Non, nous ne lancerons pas de référendum. Car globalement, cela va dans le sens de ce que nous préconisons depuis des années. Et la loi sur la protection de l’environnement reste respectée dans cette version, car le droit de recours n’est pas simplement supprimé. Ainsi, les atteintes extrêmes à la nature continueront d’être bien examinées à l’avenir.
Est-ce que c’était une session des Vert-e-s?
Enfin de compte, oui. L’offensive solaire et le contre-projet indirect à l’initiative sur les glaciers sont passés. Mais face à la majorité de droite, nous nous sommes malgré tout toujours retrouvés le dos au mur. Nous avons passé la première semaine des discussions à nous défendre contre l’accusation absurde selon laquelle le camp rose-vert était responsable de la crise énergétique.

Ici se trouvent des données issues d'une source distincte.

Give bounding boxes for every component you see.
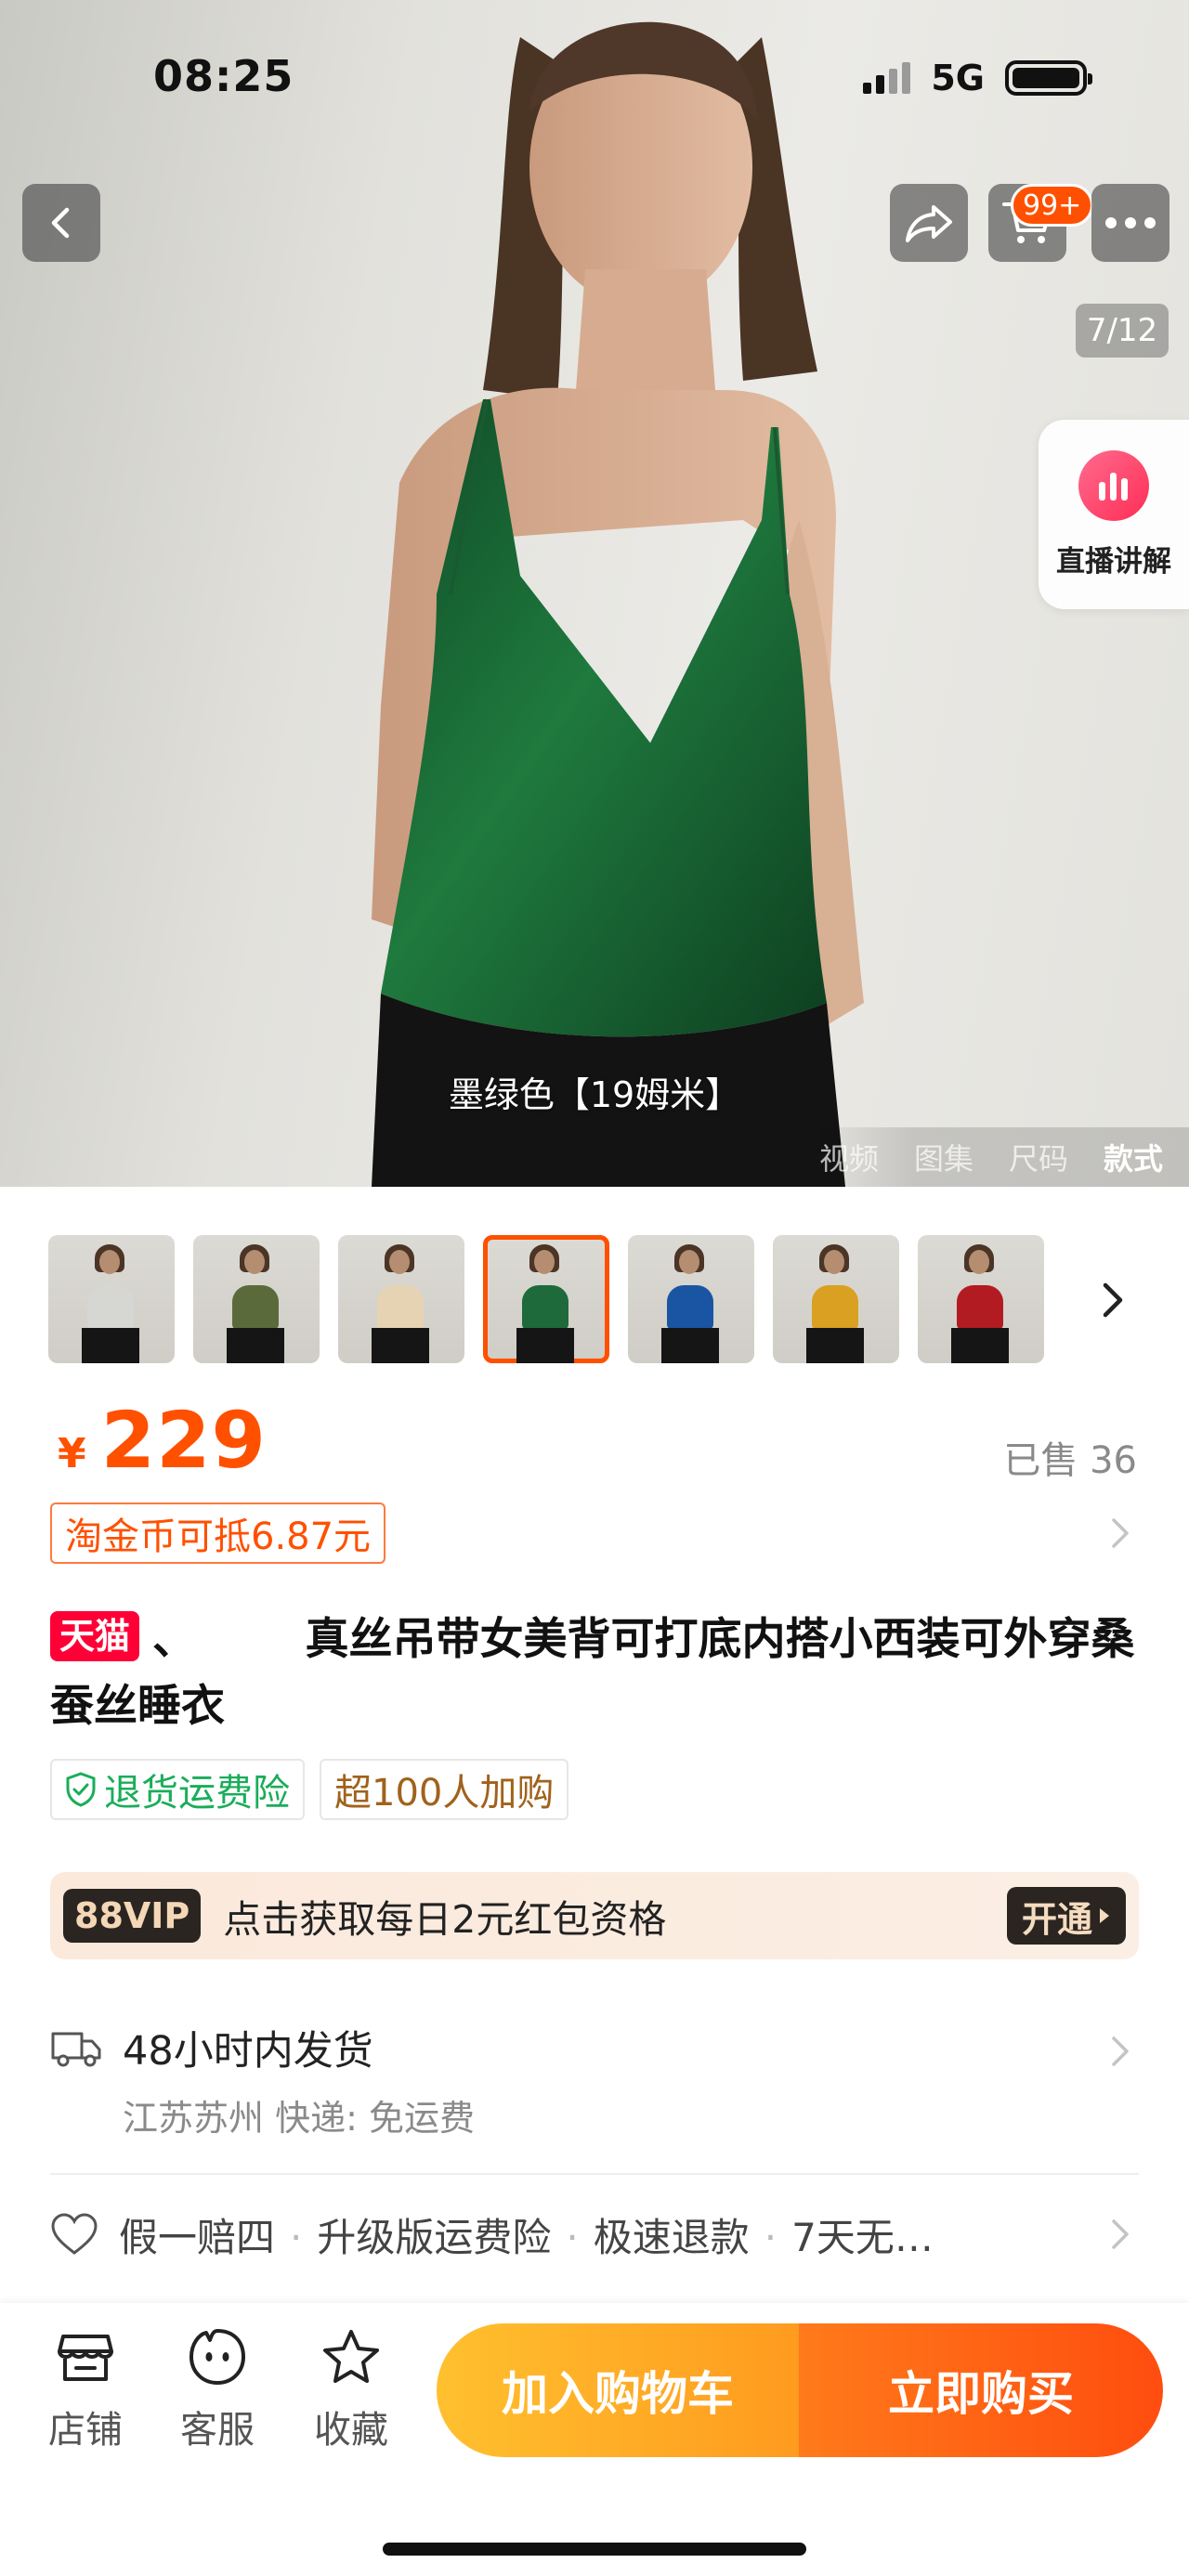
more-dots-icon xyxy=(1105,217,1156,228)
vip-open-label: 开通 xyxy=(1021,1898,1092,1940)
divider xyxy=(50,2173,1139,2175)
shipping-row[interactable]: 48小时内发货 江苏苏州 快递: 免运费 xyxy=(50,2015,1139,2145)
guarantee-list: 假一赔四 · 升级版运费险 · 极速退款 · 7天无… xyxy=(119,2214,934,2260)
service-tags: 退货运费险 超100人加购 xyxy=(50,1759,569,1820)
back-button[interactable] xyxy=(22,184,100,262)
favorite-label: 收藏 xyxy=(314,2409,388,2452)
variant-thumbnail[interactable] xyxy=(48,1235,175,1363)
service-face-icon xyxy=(189,2329,245,2385)
coin-offer-chevron[interactable] xyxy=(1102,1510,1139,1556)
variant-thumbnail[interactable] xyxy=(193,1235,320,1363)
product-photo xyxy=(372,21,864,1187)
chevron-right-icon xyxy=(1112,1518,1129,1548)
shipping-title: 48小时内发货 xyxy=(123,2028,373,2075)
shop-button[interactable]: 店铺 xyxy=(30,2327,141,2453)
sold-count: 已售 36 xyxy=(1003,1439,1137,1482)
shop-icon xyxy=(58,2335,113,2381)
variant-thumbnail[interactable] xyxy=(338,1235,464,1363)
vip-badge: 88VIP xyxy=(63,1889,202,1943)
product-title: 天猫、 真丝吊带女美背可打底内搭小西装可外穿桑蚕丝睡衣 xyxy=(50,1607,1146,1740)
price: ¥ 229 xyxy=(58,1395,267,1486)
variant-thumbnail[interactable] xyxy=(628,1235,754,1363)
product-title-text: 、 真丝吊带女美背可打底内搭小西装可外穿桑蚕丝睡衣 xyxy=(50,1614,1135,1732)
live-explain-button[interactable]: 直播讲解 xyxy=(1039,420,1189,609)
share-button[interactable] xyxy=(890,184,968,262)
chevron-right-icon xyxy=(1112,2219,1129,2249)
coin-offer-tag[interactable]: 淘金币可抵6.87元 xyxy=(50,1503,386,1564)
home-indicator xyxy=(383,2543,806,2556)
variant-thumbnail[interactable] xyxy=(918,1235,1044,1363)
purchase-buttons: 加入购物车 立即购买 xyxy=(437,2323,1163,2457)
battery-icon xyxy=(1005,60,1092,96)
triangle-right-icon xyxy=(1100,1908,1109,1923)
price-value: 229 xyxy=(100,1395,267,1486)
cart-count-badge: 99+ xyxy=(1011,184,1094,227)
add-to-cart-button[interactable]: 加入购物车 xyxy=(437,2323,799,2457)
customer-service-label: 客服 xyxy=(180,2409,255,2452)
delivery-truck-icon xyxy=(51,2032,101,2067)
thumbnails-next-button[interactable] xyxy=(1094,1272,1131,1328)
variant-thumbnail[interactable] xyxy=(483,1235,609,1363)
chevron-right-icon xyxy=(1112,2036,1129,2066)
status-time: 08:25 xyxy=(153,51,294,101)
tab-size[interactable]: 尺码 xyxy=(1009,1136,1068,1178)
chevron-left-icon xyxy=(51,207,70,239)
cart-popularity-tag: 超100人加购 xyxy=(320,1759,569,1820)
product-image-gallery[interactable]: 08:25 5G 99+ 7/12 直播讲解 墨绿色【19姆米】 视频 图集 尺… xyxy=(0,0,1189,1187)
buy-now-button[interactable]: 立即购买 xyxy=(799,2323,1163,2457)
heart-icon xyxy=(51,2213,98,2255)
customer-service-button[interactable]: 客服 xyxy=(162,2327,273,2453)
favorite-button[interactable]: 收藏 xyxy=(295,2327,407,2453)
status-indicators: 5G xyxy=(863,58,1092,98)
shipping-chevron xyxy=(1102,2028,1139,2075)
cart-popularity-label: 超100人加购 xyxy=(334,1772,555,1815)
variant-caption: 墨绿色【19姆米】 xyxy=(448,1074,741,1115)
guarantee-chevron xyxy=(1102,2211,1139,2257)
chevron-right-icon xyxy=(1103,1282,1123,1318)
guarantee-row[interactable]: 假一赔四 · 升级版运费险 · 极速退款 · 7天无… xyxy=(50,2201,1139,2268)
shield-check-icon xyxy=(66,1772,96,1807)
tab-style[interactable]: 款式 xyxy=(1104,1136,1163,1178)
price-currency: ¥ xyxy=(58,1430,86,1477)
variant-thumbnails xyxy=(48,1235,1141,1365)
share-icon xyxy=(906,205,952,242)
more-button[interactable] xyxy=(1091,184,1169,262)
shipping-subtitle: 江苏苏州 快递: 免运费 xyxy=(123,2098,475,2139)
return-insurance-label: 退货运费险 xyxy=(104,1772,290,1815)
variant-thumbnail[interactable] xyxy=(773,1235,899,1363)
media-tabs: 视频 图集 尺码 款式 xyxy=(799,1127,1189,1187)
live-stats-icon xyxy=(1078,449,1149,521)
tab-video[interactable]: 视频 xyxy=(819,1136,879,1178)
live-explain-label: 直播讲解 xyxy=(1056,544,1171,579)
tmall-badge: 天猫 xyxy=(50,1611,140,1661)
guarantee-item: 升级版运费险 xyxy=(317,2214,552,2260)
tab-gallery[interactable]: 图集 xyxy=(914,1136,973,1178)
guarantee-item: 极速退款 xyxy=(593,2214,750,2260)
network-type: 5G xyxy=(931,58,985,98)
guarantee-item: 7天无… xyxy=(791,2214,934,2260)
signal-icon xyxy=(863,62,911,94)
image-counter: 7/12 xyxy=(1076,304,1169,358)
guarantee-item: 假一赔四 xyxy=(119,2214,276,2260)
vip-banner[interactable]: 88VIP 点击获取每日2元红包资格 开通 xyxy=(50,1872,1139,1959)
vip-text: 点击获取每日2元红包资格 xyxy=(223,1897,667,1942)
star-icon xyxy=(323,2330,379,2383)
vip-open-button[interactable]: 开通 xyxy=(1006,1887,1126,1945)
bottom-action-bar: 店铺 客服 收藏 加入购物车 立即购买 xyxy=(0,2303,1189,2576)
return-insurance-tag[interactable]: 退货运费险 xyxy=(50,1759,305,1820)
shop-label: 店铺 xyxy=(48,2409,123,2452)
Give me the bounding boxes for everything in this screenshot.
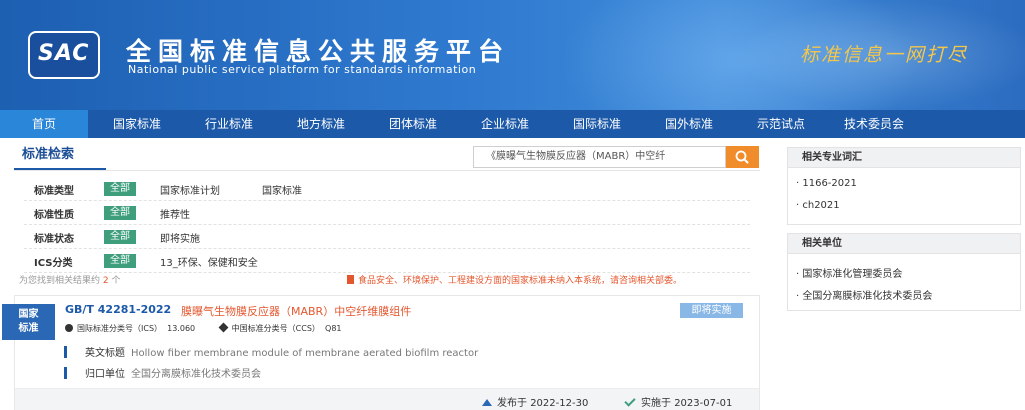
filter-option[interactable]: 推荐性 <box>160 206 190 221</box>
nav-item-pilot[interactable]: 示范试点 <box>742 110 820 138</box>
publish-date-value: 2022-12-30 <box>530 398 589 409</box>
result-note-prefix: 为您找到相关结果约 <box>19 276 101 286</box>
notice-banner: 食品安全、环境保护、工程建设方面的国家标准未纳入本系统，请咨询相关部委。 <box>347 273 682 286</box>
filter-option[interactable]: 即将实施 <box>160 230 200 245</box>
effective-date: 实施于 2023-07-01 <box>624 394 733 409</box>
ics-value: 13.060 <box>167 324 196 333</box>
badge-line: 标准 <box>18 323 39 334</box>
vocab-item[interactable]: · 1166-2021 <box>796 178 857 189</box>
site-banner: SAC 全国标准信息公共服务平台 National public service… <box>0 0 1025 110</box>
section-divider <box>14 170 760 171</box>
filter-option[interactable]: 国家标准 <box>262 182 302 197</box>
english-title-value: Hollow fiber membrane module of membrane… <box>131 348 479 359</box>
related-vocab-title: 相关专业词汇 <box>788 148 1020 168</box>
filter-all-tag[interactable]: 全部 <box>104 230 136 244</box>
section-title: 标准检索 <box>14 144 106 170</box>
result-count-note: 为您找到相关结果约 2 个 <box>19 273 121 286</box>
badge-line: 国家 <box>18 309 39 320</box>
ccs-icon <box>218 322 229 333</box>
vocab-item[interactable]: · ch2021 <box>796 200 840 211</box>
standard-type-badge: 国家 标准 <box>2 304 55 340</box>
related-units-title: 相关单位 <box>788 234 1020 254</box>
info-bar <box>64 367 67 379</box>
ccs-value: Q81 <box>325 324 342 333</box>
vocab-item-text: 1166-2021 <box>802 178 857 189</box>
search-button[interactable] <box>726 146 759 168</box>
department-row: 归口单位 全国分离膜标准化技术委员会 <box>64 365 261 380</box>
effective-date-value: 2023-07-01 <box>674 398 733 409</box>
filter-row-ics: ICS分类 全部 13_环保、保健和安全 <box>24 249 750 273</box>
filter-label: 标准状态 <box>34 234 74 245</box>
nav-item-national[interactable]: 国家标准 <box>98 110 176 138</box>
nav-item-local[interactable]: 地方标准 <box>282 110 360 138</box>
nav-item-home[interactable]: 首页 <box>0 110 88 138</box>
flag-icon <box>347 275 354 284</box>
nav-item-committee[interactable]: 技术委员会 <box>830 110 918 138</box>
filter-label: 标准类型 <box>34 186 74 197</box>
filter-all-tag[interactable]: 全部 <box>104 254 136 268</box>
effective-label: 实施于 <box>641 398 671 409</box>
search-icon <box>735 150 749 164</box>
filter-row-type: 标准类型 全部 国家标准计划 国家标准 <box>24 177 750 201</box>
unit-item[interactable]: · 国家标准化管理委员会 <box>796 265 902 280</box>
department-value: 全国分离膜标准化技术委员会 <box>131 369 261 380</box>
filter-option[interactable]: 13_环保、保健和安全 <box>160 254 258 269</box>
search-input[interactable]: 《膜曝气生物膜反应器（MABR）中空纤 <box>473 146 726 168</box>
unit-item-text: 全国分离膜标准化技术委员会 <box>802 291 933 302</box>
standard-name-link[interactable]: 膜曝气生物膜反应器（MABR）中空纤维膜组件 <box>181 303 411 319</box>
english-title-label: 英文标题 <box>85 348 125 359</box>
globe-icon <box>65 324 73 332</box>
ccs-label: 中国标准分类号（CCS） <box>231 324 320 333</box>
filter-label: ICS分类 <box>34 258 73 269</box>
result-count: 2 <box>102 276 109 286</box>
notice-text: 食品安全、环境保护、工程建设方面的国家标准未纳入本系统，请咨询相关部委。 <box>358 276 683 286</box>
banner-slogan: 标准信息一网打尽 <box>800 44 969 66</box>
result-note-suffix: 个 <box>111 276 121 286</box>
site-title-en: National public service platform for sta… <box>128 63 477 76</box>
filter-option[interactable]: 国家标准计划 <box>160 182 220 197</box>
filter-row-status: 标准状态 全部 即将实施 <box>24 225 750 249</box>
publish-label: 发布于 <box>497 398 527 409</box>
check-icon <box>624 395 636 407</box>
ics-label: 国际标准分类号（ICS） <box>77 324 163 333</box>
unit-item[interactable]: · 全国分离膜标准化技术委员会 <box>796 287 932 302</box>
nav-item-international[interactable]: 国际标准 <box>558 110 636 138</box>
nav-item-enterprise[interactable]: 企业标准 <box>466 110 544 138</box>
filter-row-nature: 标准性质 全部 推荐性 <box>24 201 750 225</box>
status-badge: 即将实施 <box>680 303 743 318</box>
publish-icon <box>482 399 492 406</box>
card-footer: 发布于 2022-12-30 实施于 2023-07-01 <box>15 388 759 410</box>
sac-logo[interactable]: SAC <box>28 31 100 79</box>
nav-item-group[interactable]: 团体标准 <box>374 110 452 138</box>
classification-line: 国际标准分类号（ICS） 13.060 中国标准分类号（CCS） Q81 <box>65 322 342 334</box>
logo-text: SAC <box>38 41 90 66</box>
department-label: 归口单位 <box>85 369 125 380</box>
main-nav: 首页 国家标准 行业标准 地方标准 团体标准 企业标准 国际标准 国外标准 示范… <box>0 110 1025 138</box>
related-vocab-panel: 相关专业词汇 · 1166-2021 · ch2021 <box>787 147 1021 225</box>
publish-date: 发布于 2022-12-30 <box>482 394 588 409</box>
info-bar <box>64 346 67 358</box>
standard-code-link[interactable]: GB/T 42281-2022 <box>65 303 171 316</box>
filter-all-tag[interactable]: 全部 <box>104 206 136 220</box>
english-title-row: 英文标题 Hollow fiber membrane module of memb… <box>64 344 479 359</box>
nav-item-industry[interactable]: 行业标准 <box>190 110 268 138</box>
unit-item-text: 国家标准化管理委员会 <box>802 269 903 280</box>
related-units-panel: 相关单位 · 国家标准化管理委员会 · 全国分离膜标准化技术委员会 <box>787 233 1021 311</box>
filter-all-tag[interactable]: 全部 <box>104 182 136 196</box>
vocab-item-text: ch2021 <box>802 200 840 211</box>
nav-item-foreign[interactable]: 国外标准 <box>650 110 728 138</box>
filter-label: 标准性质 <box>34 210 74 221</box>
filter-panel: 标准类型 全部 国家标准计划 国家标准 标准性质 全部 推荐性 标准状态 全部 … <box>14 177 760 273</box>
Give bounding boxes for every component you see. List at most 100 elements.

Et ensuite, vous avez dû essuyer des revers sur divers projets, de l’allègement des charges pour les ménages de condition modeste à l’obligation de l’énergie solaire pour les maisons individuelles…
C’était et c’est sans doute tout simplement notre rôle. Divers projets que nous réclamons depuis des années passent désormais sans problème. Mais cela se remarque moins que des actions comme celle d’Albert Rösti, qui ne contribue absolument pas à notre sécurité d’approvisionnement actuelle. Mais en fin de compte, tant de demandes correspondant à nos objectifs ont été acceptées que nous et le climat sommes malgré tout les vainqueurs de cette session.
Le conseiller fédéral Ueli Maurer se retire à la fin de l’année. Les Vert-e-s vont-ils passer à l’attaque?
Un changement au sein du Conseil fédéral est nécessaire. Dans sa composition actuelle, le gouvernement est incapable de s’attaquer aux plus grands défis de notre temps. Lors de cette session, l’UDC s’est surtout fait remarquer en empêchant la protection du climat et en adoptant un comportement indigne. Nous déciderons si les Vert-e-s s’attaqueront au siège de l’UDC au Conseil fédéral lors de la session extraordinaire du 18 octobre.